Parce que tout ne raccorde pas entre les éléments mobilisés —oh non! Parce que les causes et les effets sont aussi fragiles que le fil du temps, le sens exact des choix de chacun et leurs motivations pas moins énigmatique que la recette de cette soupe qui mijote comme un philtre ou un songe. Des personnages apparaissent et disparaissent, qui ne sont pas du tout des personnages secondaires au sens habituel, qui pourraient même à tout moment devenir le centre de toute l’affaire avant de s’évanouir mystérieusement.

Nulle affectation d’ésotérisme dans cette part d’ombre qui surgit de temps en temps, de telle matière qu’elle demeure présente comme possibilité durant tout le film. Simplement, The Grandmaster est inscrit dans le monde, le vaste monde («Il y a plus que le Nord et le Sud», comme dit le vieux maître) et dans l’Histoire, la grande et complexe histoire des humains et des sociétés.

Et il lui importe grandement de ne pas s’isoler tel un petit morceau bien taillé bien poli, incapable de réfracter le monde, même par brefs et coupants éclats —coupants comme la lame de cet étrange personnage nommé le Rasoir (Chang Chen, sans doute le plus grand acteur taïwanais) qui traverse le film tel un fantôme.

Interrogations sur les manières de faire du cinéma

The Grandmaster est construit autour de ce que furent la vie et l’œuvre d’Ip Man, grand maître du kung-fu porteur d’une très haute idée de son art et bénéficiaire d’une situation à tous égards très enviable, puis ruiné par l’invasion japonaise et devenu mercenaire désenchanté à Hong-Kong.

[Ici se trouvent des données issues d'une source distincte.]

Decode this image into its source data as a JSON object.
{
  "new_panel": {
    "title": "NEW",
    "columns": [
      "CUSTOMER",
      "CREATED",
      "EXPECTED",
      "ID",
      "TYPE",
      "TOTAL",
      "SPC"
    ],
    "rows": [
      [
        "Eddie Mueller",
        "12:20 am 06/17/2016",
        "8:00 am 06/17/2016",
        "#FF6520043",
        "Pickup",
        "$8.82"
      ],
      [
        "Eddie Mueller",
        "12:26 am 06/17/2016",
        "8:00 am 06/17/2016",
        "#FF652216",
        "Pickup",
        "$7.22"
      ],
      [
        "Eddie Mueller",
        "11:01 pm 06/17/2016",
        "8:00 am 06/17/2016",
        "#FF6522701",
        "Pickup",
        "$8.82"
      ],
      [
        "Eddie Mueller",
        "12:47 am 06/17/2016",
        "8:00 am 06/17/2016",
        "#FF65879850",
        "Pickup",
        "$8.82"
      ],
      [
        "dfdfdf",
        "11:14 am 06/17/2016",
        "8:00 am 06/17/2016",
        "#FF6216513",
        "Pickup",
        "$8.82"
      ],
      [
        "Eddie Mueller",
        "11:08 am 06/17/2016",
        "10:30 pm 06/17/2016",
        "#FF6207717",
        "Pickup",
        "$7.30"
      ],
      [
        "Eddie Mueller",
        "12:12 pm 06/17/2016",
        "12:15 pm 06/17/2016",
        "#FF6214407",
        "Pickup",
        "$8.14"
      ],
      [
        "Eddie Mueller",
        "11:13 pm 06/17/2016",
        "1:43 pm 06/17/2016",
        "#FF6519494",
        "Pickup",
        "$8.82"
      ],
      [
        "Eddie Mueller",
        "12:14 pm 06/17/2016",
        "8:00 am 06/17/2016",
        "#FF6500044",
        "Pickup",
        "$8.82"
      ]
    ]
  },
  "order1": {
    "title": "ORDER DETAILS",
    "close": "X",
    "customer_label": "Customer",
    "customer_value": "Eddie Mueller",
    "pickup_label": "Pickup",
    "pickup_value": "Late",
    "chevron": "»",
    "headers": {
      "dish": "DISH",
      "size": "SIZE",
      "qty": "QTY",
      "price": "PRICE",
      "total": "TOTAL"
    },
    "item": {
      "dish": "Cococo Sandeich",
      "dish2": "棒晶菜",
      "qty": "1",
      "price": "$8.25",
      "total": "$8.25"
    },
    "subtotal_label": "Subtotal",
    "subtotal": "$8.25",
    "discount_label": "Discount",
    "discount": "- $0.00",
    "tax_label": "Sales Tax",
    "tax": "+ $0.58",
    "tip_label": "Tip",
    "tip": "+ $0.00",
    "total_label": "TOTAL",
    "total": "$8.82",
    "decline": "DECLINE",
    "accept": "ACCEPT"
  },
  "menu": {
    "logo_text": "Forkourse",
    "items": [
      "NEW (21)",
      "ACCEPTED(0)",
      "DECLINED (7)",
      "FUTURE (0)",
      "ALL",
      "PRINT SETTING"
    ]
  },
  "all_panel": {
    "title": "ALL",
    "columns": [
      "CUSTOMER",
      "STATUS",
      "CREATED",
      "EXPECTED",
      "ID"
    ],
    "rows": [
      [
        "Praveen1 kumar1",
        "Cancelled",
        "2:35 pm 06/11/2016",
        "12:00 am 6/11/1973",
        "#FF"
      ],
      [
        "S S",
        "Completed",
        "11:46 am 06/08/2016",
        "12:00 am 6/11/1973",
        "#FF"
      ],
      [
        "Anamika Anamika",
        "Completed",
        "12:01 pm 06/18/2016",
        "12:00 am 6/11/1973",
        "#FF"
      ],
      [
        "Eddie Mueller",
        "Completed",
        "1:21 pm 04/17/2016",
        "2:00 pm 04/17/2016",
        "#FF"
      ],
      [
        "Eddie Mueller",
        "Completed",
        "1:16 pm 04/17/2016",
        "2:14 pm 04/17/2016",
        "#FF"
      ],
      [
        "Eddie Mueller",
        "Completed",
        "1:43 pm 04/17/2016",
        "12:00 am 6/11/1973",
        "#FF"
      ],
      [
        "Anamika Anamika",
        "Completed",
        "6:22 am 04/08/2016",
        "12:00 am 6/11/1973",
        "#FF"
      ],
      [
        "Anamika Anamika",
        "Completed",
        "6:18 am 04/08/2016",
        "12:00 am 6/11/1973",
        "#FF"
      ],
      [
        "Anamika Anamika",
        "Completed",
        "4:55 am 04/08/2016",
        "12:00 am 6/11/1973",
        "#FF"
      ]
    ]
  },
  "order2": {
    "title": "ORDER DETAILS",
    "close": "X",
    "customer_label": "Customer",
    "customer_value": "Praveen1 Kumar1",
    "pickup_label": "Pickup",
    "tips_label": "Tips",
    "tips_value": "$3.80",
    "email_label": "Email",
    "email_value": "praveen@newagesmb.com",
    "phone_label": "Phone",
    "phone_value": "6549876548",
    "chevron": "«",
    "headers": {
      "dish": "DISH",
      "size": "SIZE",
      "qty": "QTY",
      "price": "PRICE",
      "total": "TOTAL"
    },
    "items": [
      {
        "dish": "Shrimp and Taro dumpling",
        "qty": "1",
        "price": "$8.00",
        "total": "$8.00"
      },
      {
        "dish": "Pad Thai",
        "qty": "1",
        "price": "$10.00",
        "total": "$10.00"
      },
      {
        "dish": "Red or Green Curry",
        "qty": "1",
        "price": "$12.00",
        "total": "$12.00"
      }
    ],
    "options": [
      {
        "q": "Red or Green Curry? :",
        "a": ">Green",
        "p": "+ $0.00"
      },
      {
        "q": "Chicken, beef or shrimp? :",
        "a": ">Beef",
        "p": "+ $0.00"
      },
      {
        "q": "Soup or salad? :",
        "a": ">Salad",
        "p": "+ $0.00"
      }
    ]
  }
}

Mais c’est pour invoquer un monde, et les questions qu’il pose au nôtre, sûrement pas pour se contenter de profiter d’une biographie, aussi intéressante soit-elle. Que les différences, et le cas échéant les oppositions entre différents styles de kung-fu, aient aussi valeur d’interrogation sur différentes manières de faire du cinéma est tout naturellement l’une des implications du dispositif complexe mis en mouvement par Wong Kar-wai.

On ironise souvent sur sa difficulté à finir ses films. Mais c’est que ce déséquilibre dynamique entre la puissance de séduction des composants et l’instabilité maximale qu’il faut y faire vivre est un processus d’une extrême fragilité. On perçoit bien, en regardant ses films, et celui-là en particulier, combien il n’est possible d’y arriver que par d’infimes et constants tâtonnements à l’intérieur d’un immense matériau accumulé.

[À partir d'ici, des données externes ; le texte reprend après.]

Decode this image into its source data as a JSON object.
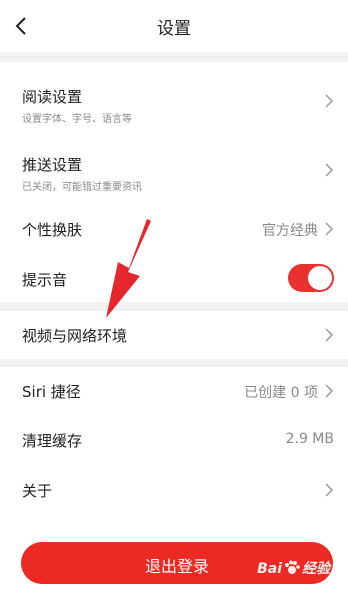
{
  "header": {
    "title": "设置"
  },
  "settings": {
    "reading": {
      "label": "阅读设置",
      "sub": "设置字体、字号、语言等"
    },
    "push": {
      "label": "推送设置",
      "sub": "已关闭，可能错过重要资讯"
    },
    "skin": {
      "label": "个性换肤",
      "value": "官方经典"
    },
    "sound": {
      "label": "提示音",
      "enabled": true
    },
    "video": {
      "label": "视频与网络环境"
    },
    "siri": {
      "label": "Siri 捷径",
      "value": "已创建 0 项"
    },
    "cache": {
      "label": "清理缓存",
      "value": "2.9 MB"
    },
    "about": {
      "label": "关于"
    }
  },
  "footer": {
    "logout_label": "退出登录"
  },
  "watermark": {
    "text_left": "Bai",
    "text_right": "经验"
  },
  "colors": {
    "accent": "#e8322f",
    "annotation_arrow": "#e5262c"
  }
}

Encore n’existe-t-il pas de réponse ferme à ce défi: il faudra comparer un jour la version qui sort en France avec celle qui est sortie en Chine, et il est évident que si Wong Kar-wai se remettait au montage (et aussi au mixage et à l’étalonnage) un an de plus, il trouverait d’autres réponses encore. Pas forcément «meilleures», d’ailleurs, différentes. On perçoit cette mobilité, cette possibilité, en regardant le film tel qu’il est: elles ne font qu’ajouter au plaisir du spectateur.